Between 1983 and 2002 Sitkovetsky was the Artistic Director of a number of music festivals including the Korsholm Music Festival, Finland, Seattle International Music Festival, ¨The Silk Route of Music¨ Festival in Baku, Azerbaijan, and in May 2007, was the Artist-in-Residence at the Bodensee Festival in Germany. He has an active and varied recording career with an extensive discography which includes all the major violin concerti, numerous chamber music works as well as orchestral recordings that he’s conducted. His most recent release is of Dutilleux’s L'Arbre des Songes (Violin Concerto) with the Concertgebouw Orchestra and Mariss Janssons. Sitkovetsky’s increasing involvement in contemporary music shows a keen interest in performing new repertoire.
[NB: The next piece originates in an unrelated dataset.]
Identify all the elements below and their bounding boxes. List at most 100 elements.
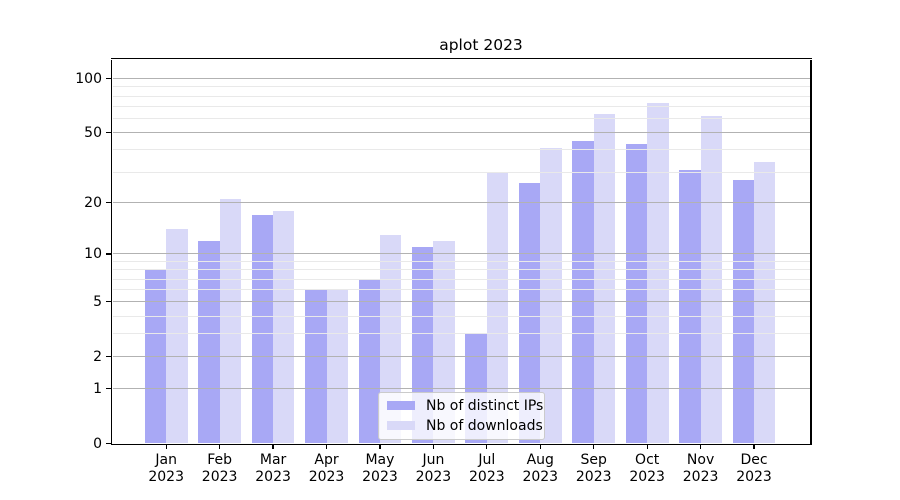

He premiered the violin concerti written for him by John Casken (1995) and Krzystof Meyer (2000) and often performs works by Dutilleux, Penderecki, Schnittke, Pärt and Shchedrin.
Recent/future engagements include conducting the Ensemble Orchestral de Paris, Orchestre National de Lille, Tonkünstler Orchestra, New Zealand, Adelaide and Tasmanian Symphony Orchestras, Macau Symphony as well as the UBS Verbier Festival Orchestra in Italy and on tour in South America. Concerto engagements included the Concertgebouw, Vienna Symphony, Cincinnati Orchestra, NHK Symphony, Berlin Symphony Orchestra, Czech Philharmonic, Hamburg Philharmonic, Tenerife Symphony and recitals in Seattle (with Bella Davidovich), Brussels, Seville, Cape Town (with Konstantin Lifschitz), London (Wigmore Hall: Rostropovich tribute Play/directing engagements included the Komische Oper Berlin orchestra, return invitations to the Ensemble Orchestral de Paris and Orchestre National de Lille as well as the St Petersburg Philharmonic. Since 1987 he has resided in London with his wife, Susan, and their daughter, Julia.